Author(s): Devyani Singh &
Hisham Zerriffi, Shonali Pachauri
Published in: Environmental Research Letters (October, 2017)
URL: doi.org/10.1088/1748-9326/aa909d
Environmental payoffs of LPG cooking in India
About 3 billion people around the world cook with polluting and inefficient solid fuels like fuelwood, resulting in 4 million premature deaths annually. Several governments, including India’s, have implemented policies that encourage people to switch to cooking with modern fuels like liquefied petroleum gas (LPG). While such policies certainly save lives, the implications for the climate are less well understood. In India almost 37 million households have switched to cooking with LPG between 2001 and 2011. The climate impacts of this are positive if two key factors are accounted for: these are emissions of short-lived, potent greenhouse gases like black carbon, and the fact that not all fuelwood is renewably sourced.

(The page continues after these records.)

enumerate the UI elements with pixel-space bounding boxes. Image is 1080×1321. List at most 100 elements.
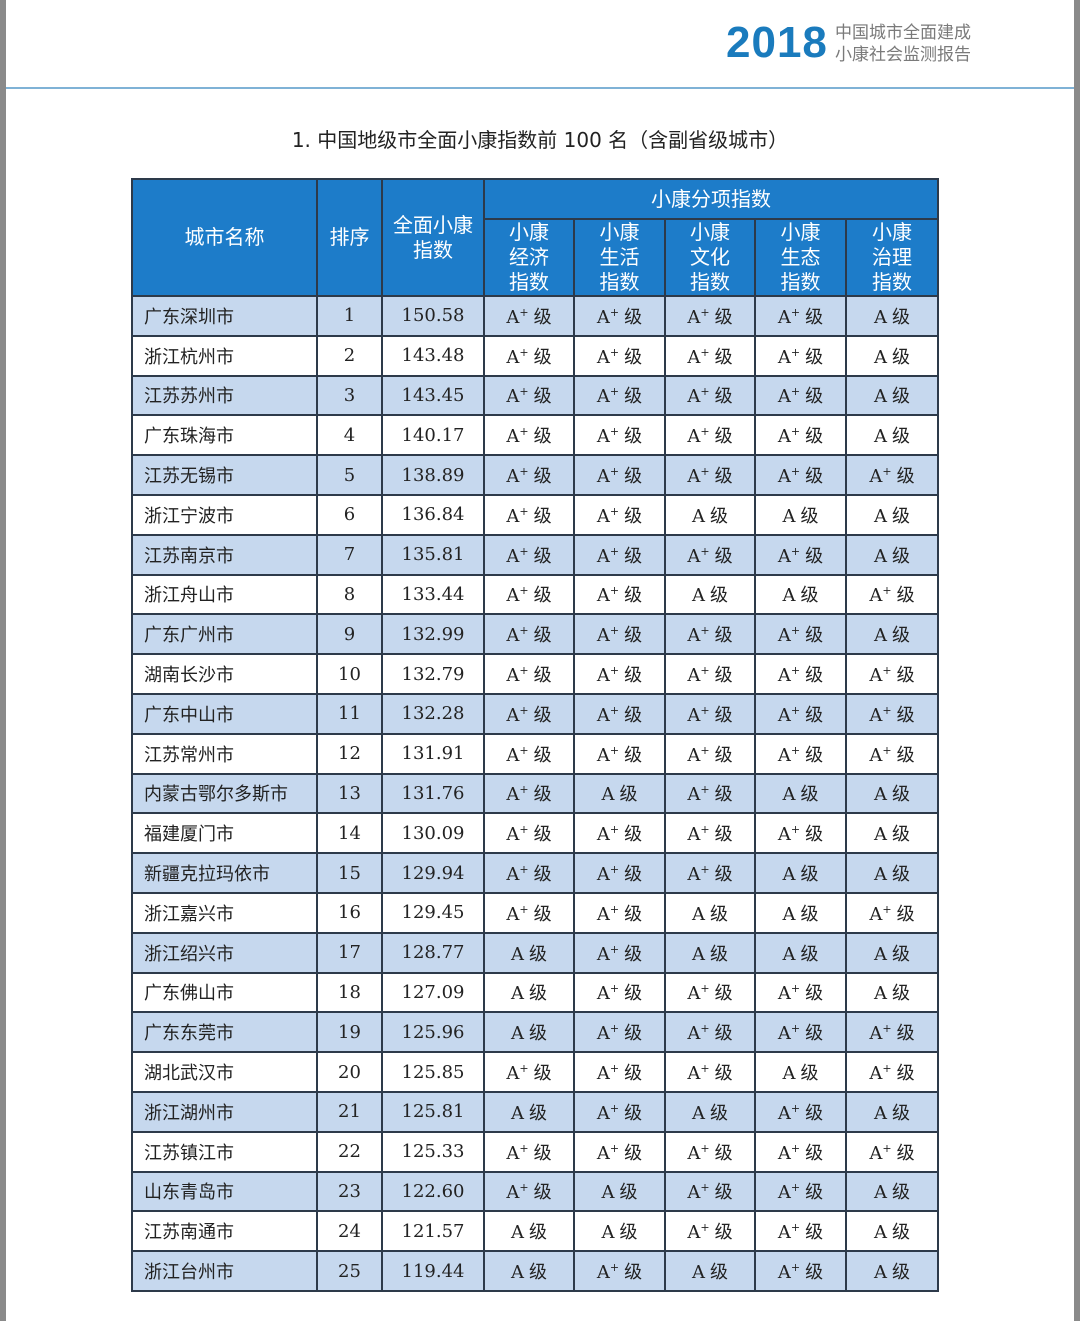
- grade-value: A: [511, 983, 524, 1005]
- grade-suffix: 级: [624, 1063, 643, 1085]
- grade-suffix: 级: [624, 1142, 643, 1164]
- grade-cell: A+ 级: [754, 454, 847, 496]
- grade-suffix: 级: [624, 943, 643, 965]
- grade-cell: A+ 级: [664, 533, 756, 576]
- grade-cell: A+ 级: [573, 374, 666, 417]
- grade-cell: A+ 级: [573, 971, 666, 1014]
- rank-cell: 11: [316, 692, 383, 735]
- grade-cell: A+ 级: [664, 374, 756, 417]
- city-cell: 山东青岛市: [131, 1170, 318, 1213]
- grade-value: A+: [596, 823, 620, 846]
- grade-cell: A+ 级: [573, 295, 666, 337]
- grade-cell: A+ 级: [483, 334, 575, 377]
- grade-suffix: 级: [805, 1142, 824, 1164]
- table-row: 浙江杭州市 2 143.48 A+ 级 A+ 级 A+ 级 A+ 级 A 级: [131, 334, 940, 377]
- city-cell: 新疆克拉玛依市: [131, 852, 318, 894]
- grade-suffix: 级: [896, 1063, 915, 1085]
- index-cell: 122.60: [381, 1170, 485, 1213]
- grade-value: A+: [687, 624, 710, 647]
- grade-value: A: [782, 1063, 796, 1085]
- grade-suffix: 级: [892, 1222, 911, 1244]
- rank-cell: 1: [316, 295, 383, 337]
- col-index-label: 全面小康指数: [393, 212, 473, 262]
- grade-cell: A+ 级: [754, 1130, 847, 1173]
- table-title: 1. 中国地级市全面小康指数前 100 名（含副省级城市）: [291, 128, 789, 152]
- col-sub-1: 小康经济指数: [483, 218, 575, 297]
- grade-value: A+: [506, 1181, 529, 1204]
- grade-cell: A+ 级: [483, 1130, 575, 1173]
- table-row: 浙江宁波市 6 136.84 A+ 级 A+ 级 A 级 A 级 A 级: [131, 493, 940, 536]
- grade-value: A+: [777, 823, 801, 846]
- rank-cell: 24: [316, 1210, 383, 1253]
- grade-suffix: 级: [533, 585, 552, 607]
- grade-suffix: 级: [896, 466, 915, 488]
- grade-value: A+: [777, 305, 801, 328]
- grade-value: A+: [687, 863, 710, 886]
- grade-cell: A+ 级: [573, 613, 666, 656]
- grade-value: A: [874, 784, 888, 806]
- grade-cell: A+ 级: [573, 573, 666, 616]
- grade-value: A+: [506, 703, 529, 726]
- grade-suffix: 级: [805, 1222, 824, 1244]
- grade-value: A+: [777, 544, 801, 567]
- grade-cell: A+ 级: [664, 1210, 756, 1253]
- grade-value: A+: [687, 1141, 710, 1164]
- grade-value: A+: [777, 703, 801, 726]
- table-row: 福建厦门市 14 130.09 A+ 级 A+ 级 A+ 级 A+ 级 A 级: [131, 812, 940, 855]
- rank-cell: 19: [316, 1011, 383, 1054]
- city-cell: 江苏镇江市: [131, 1130, 318, 1173]
- col-sub-5: 小康治理指数: [844, 218, 940, 297]
- grade-suffix: 级: [624, 1023, 643, 1045]
- grade-value: A+: [506, 584, 529, 607]
- grade-value: A: [782, 943, 796, 965]
- grade-suffix: 级: [800, 943, 819, 965]
- grade-suffix: 级: [805, 665, 824, 687]
- col-sub-label: 小康生活指数: [599, 220, 640, 294]
- grade-suffix: 级: [805, 426, 824, 448]
- grade-value: A: [782, 585, 796, 607]
- grade-suffix: 级: [896, 903, 915, 925]
- grade-suffix: 级: [896, 1142, 915, 1164]
- grade-value: A+: [869, 664, 892, 687]
- grade-suffix: 级: [892, 426, 911, 448]
- city-cell: 浙江宁波市: [131, 493, 318, 536]
- grade-value: A: [874, 625, 888, 647]
- grade-suffix: 级: [892, 386, 911, 408]
- grade-suffix: 级: [624, 386, 643, 408]
- grade-cell: A+ 级: [844, 891, 940, 934]
- grade-cell: A+ 级: [573, 1090, 666, 1133]
- index-cell: 129.94: [381, 852, 485, 894]
- grade-suffix: 级: [805, 744, 824, 766]
- grade-suffix: 级: [710, 943, 728, 965]
- table-row: 浙江绍兴市 17 128.77 A 级 A+ 级 A 级 A 级 A 级: [131, 931, 940, 974]
- grade-value: A+: [687, 1062, 710, 1085]
- grade-suffix: 级: [714, 1023, 733, 1045]
- grade-suffix: 级: [529, 1023, 547, 1045]
- table-row: 广东中山市 11 132.28 A+ 级 A+ 级 A+ 级 A+ 级 A+ 级: [131, 692, 940, 735]
- grade-value: A: [511, 1222, 524, 1244]
- grade-cell: A+ 级: [664, 295, 756, 337]
- table-row: 江苏无锡市 5 138.89 A+ 级 A+ 级 A+ 级 A+ 级 A+ 级: [131, 454, 940, 496]
- index-cell: 125.81: [381, 1090, 485, 1133]
- grade-value: A: [874, 864, 888, 886]
- grade-cell: A+ 级: [754, 533, 847, 576]
- rank-cell: 18: [316, 971, 383, 1014]
- grade-value: A+: [777, 743, 801, 766]
- grade-value: A+: [777, 1022, 801, 1045]
- grade-cell: A+ 级: [483, 533, 575, 576]
- grade-cell: A+ 级: [483, 692, 575, 735]
- grade-suffix: 级: [805, 1182, 824, 1204]
- table-row: 江苏南通市 24 121.57 A 级 A 级 A+ 级 A+ 级 A 级: [131, 1210, 940, 1253]
- grade-value: A+: [596, 1141, 620, 1164]
- grade-suffix: 级: [624, 505, 643, 527]
- grade-value: A+: [506, 1141, 529, 1164]
- grade-cell: A+ 级: [483, 653, 575, 695]
- city-cell: 福建厦门市: [131, 812, 318, 855]
- grade-suffix: 级: [800, 903, 819, 925]
- city-cell: 江苏苏州市: [131, 374, 318, 417]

The study estimated about 7.2 million tons of fuelwood were displaced due to better LPG access in India between 2001 and 2011, considering both households that made a complete switch to LPG and those that continued to use some fuelwood as a supplement. In 2011, about 0.22 million tons of LPG were consumed by households that gained access to it between 2001 and 2011. The estimated net emissions impact of these changes in fuel consumption were found to vary significantly depending on assumptions of fuelwood renewability and the set of emissions considered. The study estimated that net emissions were reduced by as much as 6.73 metric tons of CO2 equivalent (MtCO2e) if both longer- and shorter-lived emissions (such as black carbon, organic carbon, and sulphur dioxide) were considered and it was assumed, conservatively, that 30% of fuelwood was non-renewably sourced. If only emissions included under the Kyoto Protocol were counted, the net reduction was estimated to be 3.1 MtCO2e when 30% of fuelwood was assumed non-renewable, and near zero if all of it was assumed to be renewable.